Data­base of stolen firearms launched

A new Gun Loss Regis­ter pro­vides peace of mind for po­ten­tial buy­ers and sell­ers via its search­able data­base

Sporting Shooter - - News -

‘This ini­tia­tive goes a long way to­wards safe­guard­ing the shoot­ing in­dus­try as a whole’

Buy­ing a gun, es­pe­cially sec­ond-hand from a pri­vate seller, can be a mine­field for a num­ber of rea­sons, but per­haps the last on many peo­ples’ minds is the fact that the gun you are buy­ing could po­ten­tially be stolen. This sticky sit­u­a­tion is not lim­ited to pri­vate ex­changes ei­ther, with gun­shops, auc­tion houses and deal­ers all at risk of com­ing into con­tact with stolen firearms.

In re­sponse to this is­sue, a new spe­cial­ist ini­tia­tive to help in­ter­ested par­ties check if a firearm has been stolen was launched in July.
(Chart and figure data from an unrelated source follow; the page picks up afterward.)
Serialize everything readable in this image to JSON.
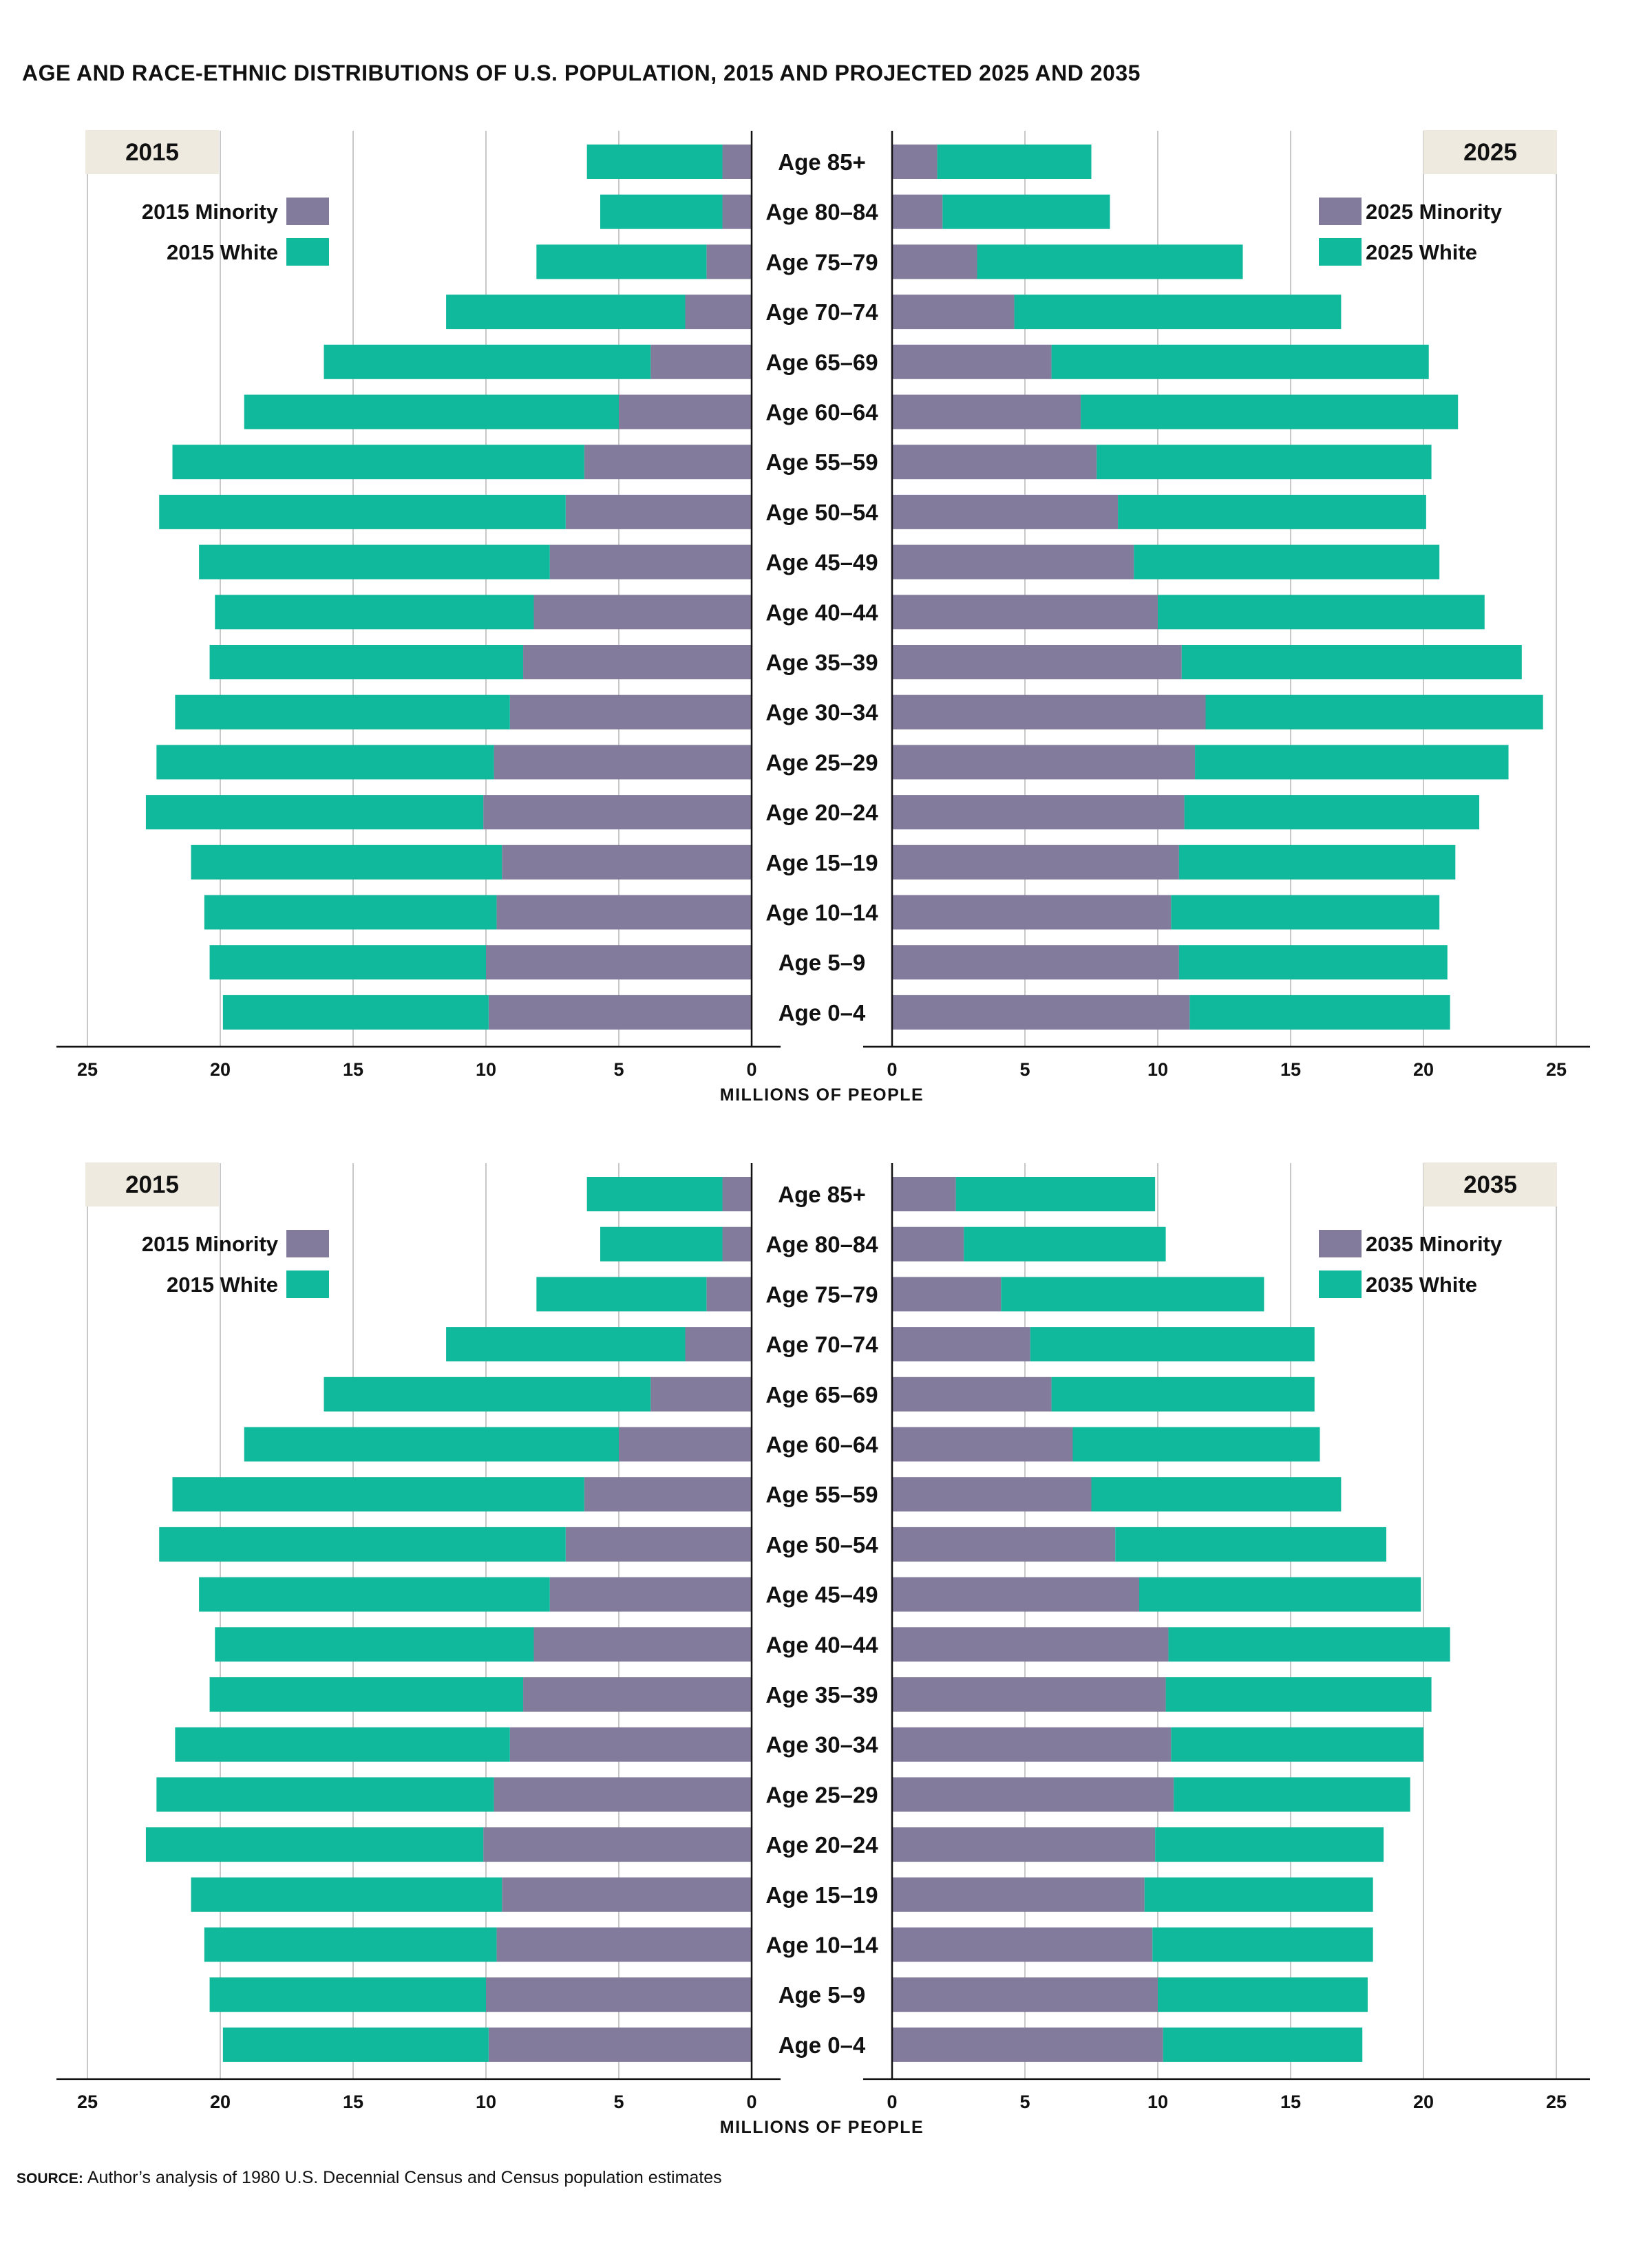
{
  "page": {
    "title": "AGE AND RACE-ETHNIC DISTRIBUTIONS OF U.S. POPULATION, 2015 AND PROJECTED 2025 AND 2035",
    "source_label": "SOURCE:",
    "source_text": "Author’s analysis of 1980 U.S. Decennial Census and Census population estimates"
  },
  "colors": {
    "minority": "#837b9c",
    "white": "#10b99b",
    "year_box": "#efeae0",
    "grid": "#c8c8c8",
    "axis": "#111111"
  },
  "chart_data": [
    {
      "type": "bar",
      "orientation": "horizontal",
      "layout": "population-pyramid",
      "xlabel": "MILLIONS OF PEOPLE",
      "xlim": [
        0,
        25
      ],
      "xticks": [
        "0",
        "5",
        "10",
        "15",
        "20",
        "25"
      ],
      "categories": [
        "Age 85+",
        "Age 80-84",
        "Age 75-79",
        "Age 70-74",
        "Age 65-69",
        "Age 60-64",
        "Age 55-59",
        "Age 50-54",
        "Age 45-49",
        "Age 40-44",
        "Age 35-39",
        "Age 30-34",
        "Age 25-29",
        "Age 20-24",
        "Age 15-19",
        "Age 10-14",
        "Age 5-9",
        "Age 0-4"
      ],
      "left": {
        "year": "2015",
        "series": [
          {
            "name": "2015 Minority",
            "values": [
              1.1,
              1.1,
              1.7,
              2.5,
              3.8,
              5.0,
              6.3,
              7.0,
              7.6,
              8.2,
              8.6,
              9.1,
              9.7,
              10.1,
              9.4,
              9.6,
              10.0,
              9.9
            ]
          },
          {
            "name": "2015 White",
            "values": [
              5.1,
              4.6,
              6.4,
              9.0,
              12.3,
              14.1,
              15.5,
              15.3,
              13.2,
              12.0,
              11.8,
              12.6,
              12.7,
              12.7,
              11.7,
              11.0,
              10.4,
              10.0
            ]
          }
        ]
      },
      "right": {
        "year": "2025",
        "series": [
          {
            "name": "2025 Minority",
            "values": [
              1.7,
              1.9,
              3.2,
              4.6,
              6.0,
              7.1,
              7.7,
              8.5,
              9.1,
              10.0,
              10.9,
              11.8,
              11.4,
              11.0,
              10.8,
              10.5,
              10.8,
              11.2
            ]
          },
          {
            "name": "2025 White",
            "values": [
              5.8,
              6.3,
              10.0,
              12.3,
              14.2,
              14.2,
              12.6,
              11.6,
              11.5,
              12.3,
              12.8,
              12.7,
              11.8,
              11.1,
              10.4,
              10.1,
              10.1,
              9.8
            ]
          }
        ]
      }
    },
    {
      "type": "bar",
      "orientation": "horizontal",
      "layout": "population-pyramid",
      "xlabel": "MILLIONS OF PEOPLE",
      "xlim": [
        0,
        25
      ],
      "xticks": [
        "0",
        "5",
        "10",
        "15",
        "20",
        "25"
      ],
      "categories": [
        "Age 85+",
        "Age 80-84",
        "Age 75-79",
        "Age 70-74",
        "Age 65-69",
        "Age 60-64",
        "Age 55-59",
        "Age 50-54",
        "Age 45-49",
        "Age 40-44",
        "Age 35-39",
        "Age 30-34",
        "Age 25-29",
        "Age 20-24",
        "Age 15-19",
        "Age 10-14",
        "Age 5-9",
        "Age 0-4"
      ],
      "left": {
        "year": "2015",
        "series": [
          {
            "name": "2015 Minority",
            "values": [
              1.1,
              1.1,
              1.7,
              2.5,
              3.8,
              5.0,
              6.3,
              7.0,
              7.6,
              8.2,
              8.6,
              9.1,
              9.7,
              10.1,
              9.4,
              9.6,
              10.0,
              9.9
            ]
          },
          {
            "name": "2015 White",
            "values": [
              5.1,
              4.6,
              6.4,
              9.0,
              12.3,
              14.1,
              15.5,
              15.3,
              13.2,
              12.0,
              11.8,
              12.6,
              12.7,
              12.7,
              11.7,
              11.0,
              10.4,
              10.0
            ]
          }
        ]
      },
      "right": {
        "year": "2035",
        "series": [
          {
            "name": "2035 Minority",
            "values": [
              2.4,
              2.7,
              4.1,
              5.2,
              6.0,
              6.8,
              7.5,
              8.4,
              9.3,
              10.4,
              10.3,
              10.5,
              10.6,
              9.9,
              9.5,
              9.8,
              10.0,
              10.2
            ]
          },
          {
            "name": "2035 White",
            "values": [
              7.5,
              7.6,
              9.9,
              10.7,
              9.9,
              9.3,
              9.4,
              10.2,
              10.6,
              10.6,
              10.0,
              9.5,
              8.9,
              8.6,
              8.6,
              8.3,
              7.9,
              7.5
            ]
          }
        ]
      }
    }
  ]
}
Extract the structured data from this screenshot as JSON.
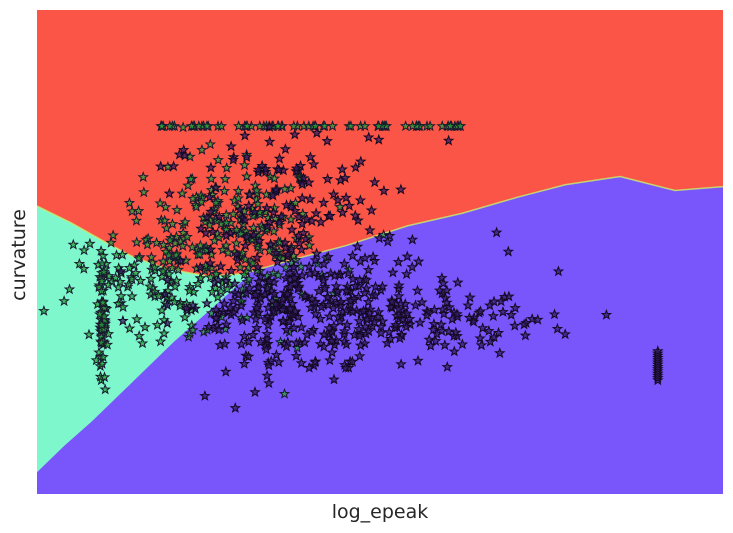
{
  "chart_data": {
    "type": "scatter",
    "title": "",
    "xlabel": "log_epeak",
    "ylabel": "curvature",
    "xlim": [
      0,
      100
    ],
    "ylim": [
      0,
      100
    ],
    "grid": false,
    "ticks": false,
    "background_regions": [
      {
        "class": "red",
        "color": "#fa5546"
      },
      {
        "class": "cyan",
        "color": "#7ef7cd"
      },
      {
        "class": "purple",
        "color": "#7856fc"
      }
    ],
    "boundaries": {
      "red_lower_edge": [
        [
          0,
          59.5
        ],
        [
          5,
          56
        ],
        [
          10,
          52
        ],
        [
          14,
          49
        ],
        [
          19,
          46.5
        ],
        [
          25,
          45
        ],
        [
          30,
          45.5
        ],
        [
          38,
          48.7
        ],
        [
          45,
          51.3
        ],
        [
          54,
          55.4
        ],
        [
          62,
          58
        ],
        [
          70,
          61.3
        ],
        [
          77,
          63.9
        ],
        [
          85,
          65.6
        ],
        [
          93,
          62.7
        ],
        [
          100,
          63.5
        ]
      ],
      "cyan_purple_edge": [
        [
          0,
          4.5
        ],
        [
          4,
          10
        ],
        [
          8,
          15
        ],
        [
          12,
          20.5
        ],
        [
          16,
          26
        ],
        [
          20,
          31.5
        ],
        [
          24,
          36.5
        ],
        [
          28,
          41.5
        ],
        [
          31,
          45.4
        ]
      ]
    },
    "marker": "star",
    "series": [
      {
        "marker_color": "#2aa43a",
        "edge_color": "#1a1a2e",
        "clusters": [
          {
            "cx": 28,
            "cy": 52,
            "sx": 7,
            "sy": 9,
            "n": 260
          },
          {
            "cx": 16,
            "cy": 44,
            "sx": 5,
            "sy": 6,
            "n": 90
          },
          {
            "cx": 9.5,
            "cy": 35,
            "sx": 0.3,
            "sy": 7,
            "n": 60
          }
        ],
        "rows": [
          {
            "x_from": 18,
            "x_to": 63,
            "y": 76,
            "n": 70
          }
        ]
      },
      {
        "marker_color": "#3a1c6a",
        "edge_color": "#120a20",
        "clusters": [
          {
            "cx": 40,
            "cy": 38,
            "sx": 10,
            "sy": 6,
            "n": 330
          },
          {
            "cx": 36,
            "cy": 60,
            "sx": 8,
            "sy": 9,
            "n": 120
          },
          {
            "cx": 60,
            "cy": 36,
            "sx": 7,
            "sy": 4,
            "n": 80
          }
        ],
        "points": [
          [
            76,
            46
          ],
          [
            83,
            37
          ],
          [
            67,
            54
          ],
          [
            73,
            36
          ],
          [
            71,
            35
          ],
          [
            77,
            33
          ],
          [
            60,
            73
          ]
        ],
        "stacks": [
          {
            "x": 90.5,
            "y_from": 23.5,
            "y_to": 29.5,
            "n": 14
          }
        ]
      }
    ]
  }
}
The Gun Loss Regis­ter is a search­able in­ter­na­tional data­base de­vel­oped over the past 28 years of more than 5,000 stolen firearms, from mod­ern­day guns to an­tiques. The ini­tia­tive pro­vides a sim­ple, ef­fi­cient and cost-ef­fec­tive way to check if a gun you are buy­ing is le­git­i­mately on the mar­ket or has been stolen.

The scheme is backed by the Art Loss Regis­ter, a sim­i­lar ini­tia­tive hous­ing the world’s largest pri­vate data­base of stolen art, an­tiques and col­lectibles that has re­cov­ered over £100mil­lion worth of stolen goods since 1990.

Con­duct­ing a search is sim­ple and af­ford­able. Users sim­ply sign up to the web­site, sub­mit the search query, and re­ceive an an­swer within 10 min­utes for sub­scribers or one work­ing day for non-sub­scribers. A search costs £10, or as lit­tle as £3 as part of a sub­scrip­tion to the ser­vice, mean­ing deal­ers or gun­shops can save money when con­duct­ing reg­u­lar searches.

The great thing about this ini­tia­tive is that it is not just safe­guard­ing our own pock­ets and in­ter­ests, it is go­ing a long way to­wards safe­guard­ing the shoot­ing in­dus­try as a whole – cir­cu­lat­ing stolen firearms will never be a good look, and any­thing that dis­cour­ages theft and the per­ceived prof­its to be made should be whole­heart­edly sup­ported.

A ‘Royal’ re­ward

One no­table ex­am­ple of a valu­able gun be­ing re­cov­ered via the Gun Loss Regis­ter is the famed Hol­land & Hol­land ‘Royal’ dou­ble ri­fle, which was stolen in tran­sit. Taken into a shoot­ing school for val­u­a­tion and quickly iden­ti­fied as stolen, the Gun Loss Regis­ter ne­go­ti­ated a set­tle­ment be­tween the holder, po­lice, in­sur­ers and Hol­land & Hol­land to sort the sit­u­a­tion out. Daryl Greatrex, man­ag­ing direc­tor of Hol­land & Hol­land, said: “We wel­comed the as­sis­tance of the Gun Loss Regis­ter in the re­cov­ery of the ri­fle.”

As this ex­am­ple shows, a dis­pute does not al­ways arise at the point of sale. It may be an item brought in for val­u­a­tion or restora­tion which has been re­ported as stolen, miss­ing or the sub­ject of a claim.

The story of the ‘Royal’ dou­ble may bring into question an­other con­cern – if I spend lots of money on a gun and then re­alise at a later date that it was in fact stolen, where does that leave me? There is no sim­ple an­swer. The question is – did the seller have the right to sell the item in the first place? Buy­ing in good faith in­cludes con­sid­er­a­tions such as pay­ing a rea­son­able mar­ket price, buy­ing from a rep­utable source, such as a reg­is­tered firearms dealer or auc­tion house, mak­ing sure the buyer keeps re­ceipts as con­fir­ma­tion of pur­chase, as well as re­tain­ing all known his­tor­i­cal doc­u­men­ta­tion about the gun.

In each case, upon iden­ti­fi­ca­tion, the Gun Loss Regis­ter would as­sess the sit­u­a­tion and, work­ing with all par­ties in­clud­ing the po­lice, would aim to get a ‘good faith buyer’ their pur­chase price back. In some in­stances, the item may be sold and the pro­ceeds split. If the item is not bought in good faith, then the cur­rent holder may end up los­ing their money.

So, be­fore tak­ing the plunge on a pur­chase, it is worth con­sid­er­ing the ben­e­fits of con­duct­ing a search against the Gun Loss Regis­ter – so you can en­joy buy­ing your new gun with con­fi­dence.